Bien sûr, Hitchcock avait sans doute en tête un film bien différent de La Nuit américaine : une histoire criminelle qui aurait pour protagonistes les hommes de l’ombre du cinéma. Mais l’idée a fait son chemin, et Truffaut en a fait l’un de ses plus grands films, l’un de ses plus personnels, et en tout cas l’un de ses plus emblématiques.
Il y a dans ce film une approche que Hitchcock aurait sans doute refusée : une absence d’intrigue forte, une vision collégiale de ce microcosme, dont Truffaut cherche avant tout à capter le mouvement, et la vie qui s’y crée. Les personnages le disent avec une lucidité non dénuée d’amertume : les liens si forts qui se créent sur le tournage d’un film n’existent que le temps de ce tournage.
C’est donc une sorte de vie condensée en quelques semaines que filme Truffaut, avec ses minuscules et ses grands drames, ses incidents et ses rencontres, et tous ces petits riens d’où émerge la vie, et les sentiments. Truffaut, qui se met lui-même en scène dans le rôle du réalisateur de ce film en train de se faire dans les mythiques studios de la Victorine.

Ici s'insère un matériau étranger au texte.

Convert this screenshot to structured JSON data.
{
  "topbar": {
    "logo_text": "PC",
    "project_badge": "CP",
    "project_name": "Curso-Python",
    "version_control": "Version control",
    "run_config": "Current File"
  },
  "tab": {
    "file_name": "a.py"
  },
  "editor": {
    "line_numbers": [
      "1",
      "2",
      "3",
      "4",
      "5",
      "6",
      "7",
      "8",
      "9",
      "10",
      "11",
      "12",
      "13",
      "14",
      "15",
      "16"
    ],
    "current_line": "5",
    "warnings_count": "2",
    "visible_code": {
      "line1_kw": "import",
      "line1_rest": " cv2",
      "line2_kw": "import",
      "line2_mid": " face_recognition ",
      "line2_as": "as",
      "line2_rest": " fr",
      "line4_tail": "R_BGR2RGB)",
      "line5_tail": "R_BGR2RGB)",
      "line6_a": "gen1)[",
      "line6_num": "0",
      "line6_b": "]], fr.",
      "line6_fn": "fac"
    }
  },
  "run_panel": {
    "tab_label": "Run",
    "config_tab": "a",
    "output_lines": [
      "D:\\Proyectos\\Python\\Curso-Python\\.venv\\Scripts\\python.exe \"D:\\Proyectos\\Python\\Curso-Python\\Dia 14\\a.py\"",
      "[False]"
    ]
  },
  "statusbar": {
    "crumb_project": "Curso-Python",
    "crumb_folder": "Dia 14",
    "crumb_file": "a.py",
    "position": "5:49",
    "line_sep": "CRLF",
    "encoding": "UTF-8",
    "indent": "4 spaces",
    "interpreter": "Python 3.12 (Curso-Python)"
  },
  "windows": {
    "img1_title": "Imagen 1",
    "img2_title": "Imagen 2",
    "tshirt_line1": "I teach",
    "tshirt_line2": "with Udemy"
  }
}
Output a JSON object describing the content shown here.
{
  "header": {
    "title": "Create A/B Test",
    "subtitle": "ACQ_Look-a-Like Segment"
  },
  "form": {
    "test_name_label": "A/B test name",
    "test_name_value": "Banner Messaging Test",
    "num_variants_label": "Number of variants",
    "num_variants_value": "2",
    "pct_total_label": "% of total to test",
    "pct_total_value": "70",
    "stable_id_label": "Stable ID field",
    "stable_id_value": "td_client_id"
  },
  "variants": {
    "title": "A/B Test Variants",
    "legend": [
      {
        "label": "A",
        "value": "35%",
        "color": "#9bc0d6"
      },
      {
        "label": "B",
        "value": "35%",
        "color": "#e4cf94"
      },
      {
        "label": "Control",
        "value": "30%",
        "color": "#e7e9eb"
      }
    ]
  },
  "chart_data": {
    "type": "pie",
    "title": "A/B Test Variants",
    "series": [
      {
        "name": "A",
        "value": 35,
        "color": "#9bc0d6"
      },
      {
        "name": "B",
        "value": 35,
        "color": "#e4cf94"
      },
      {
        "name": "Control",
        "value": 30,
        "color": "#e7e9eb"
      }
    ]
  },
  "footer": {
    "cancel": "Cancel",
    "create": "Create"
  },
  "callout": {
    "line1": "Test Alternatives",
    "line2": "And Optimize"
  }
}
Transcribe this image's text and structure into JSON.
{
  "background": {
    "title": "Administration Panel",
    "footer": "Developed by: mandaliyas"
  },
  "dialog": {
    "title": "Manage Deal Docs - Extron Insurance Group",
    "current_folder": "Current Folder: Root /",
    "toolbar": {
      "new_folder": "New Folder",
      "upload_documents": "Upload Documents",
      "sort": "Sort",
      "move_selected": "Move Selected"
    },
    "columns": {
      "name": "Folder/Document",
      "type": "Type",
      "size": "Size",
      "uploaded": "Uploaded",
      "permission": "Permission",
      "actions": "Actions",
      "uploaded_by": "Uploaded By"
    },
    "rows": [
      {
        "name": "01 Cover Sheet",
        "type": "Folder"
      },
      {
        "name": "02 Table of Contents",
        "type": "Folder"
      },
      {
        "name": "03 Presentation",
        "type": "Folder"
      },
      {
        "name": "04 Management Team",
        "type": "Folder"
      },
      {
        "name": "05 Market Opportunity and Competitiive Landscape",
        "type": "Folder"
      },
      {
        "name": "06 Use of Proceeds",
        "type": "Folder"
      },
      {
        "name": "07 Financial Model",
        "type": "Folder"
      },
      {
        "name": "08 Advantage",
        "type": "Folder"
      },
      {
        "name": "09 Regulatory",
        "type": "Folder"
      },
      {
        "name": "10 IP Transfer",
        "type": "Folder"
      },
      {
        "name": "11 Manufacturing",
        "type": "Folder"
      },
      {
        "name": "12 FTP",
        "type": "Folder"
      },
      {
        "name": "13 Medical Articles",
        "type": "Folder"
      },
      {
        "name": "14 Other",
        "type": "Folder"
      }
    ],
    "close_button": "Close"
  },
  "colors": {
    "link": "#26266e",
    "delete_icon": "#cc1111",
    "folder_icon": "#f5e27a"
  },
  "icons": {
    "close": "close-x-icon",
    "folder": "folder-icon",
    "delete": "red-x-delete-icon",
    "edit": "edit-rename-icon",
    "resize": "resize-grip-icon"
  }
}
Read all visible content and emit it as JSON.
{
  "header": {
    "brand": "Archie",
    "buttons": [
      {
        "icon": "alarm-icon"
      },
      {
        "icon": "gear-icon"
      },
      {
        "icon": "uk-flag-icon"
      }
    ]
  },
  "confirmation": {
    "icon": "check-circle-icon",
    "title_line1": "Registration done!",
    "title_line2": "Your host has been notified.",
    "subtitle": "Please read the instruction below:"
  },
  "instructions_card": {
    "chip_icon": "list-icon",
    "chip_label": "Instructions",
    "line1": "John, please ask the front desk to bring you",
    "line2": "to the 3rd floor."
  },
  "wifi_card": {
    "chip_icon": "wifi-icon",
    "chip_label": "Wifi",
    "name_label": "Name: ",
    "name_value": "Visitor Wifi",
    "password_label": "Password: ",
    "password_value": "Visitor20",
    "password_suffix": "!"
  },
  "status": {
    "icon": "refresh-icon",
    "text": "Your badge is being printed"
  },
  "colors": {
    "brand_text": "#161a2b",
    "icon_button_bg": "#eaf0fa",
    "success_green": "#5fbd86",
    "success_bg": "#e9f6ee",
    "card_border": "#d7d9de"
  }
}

Si le film est si beau, et si passionnant, c’est surtout pour l’amour qu’y met Truffaut pour le cinéma et pour les gens qui le font. Des films sur les coulisses du cinéma, il y en a eu des tonnes, et parfois même très réussis. Mais La Nuit américaine a quelque chose d’unique, peut-être parce qu’il n’est au fond rien d’autre qu’une déclaration d’amour au cinéma. Une déclaration magnifique, faite par un cinéaste en état de grâce.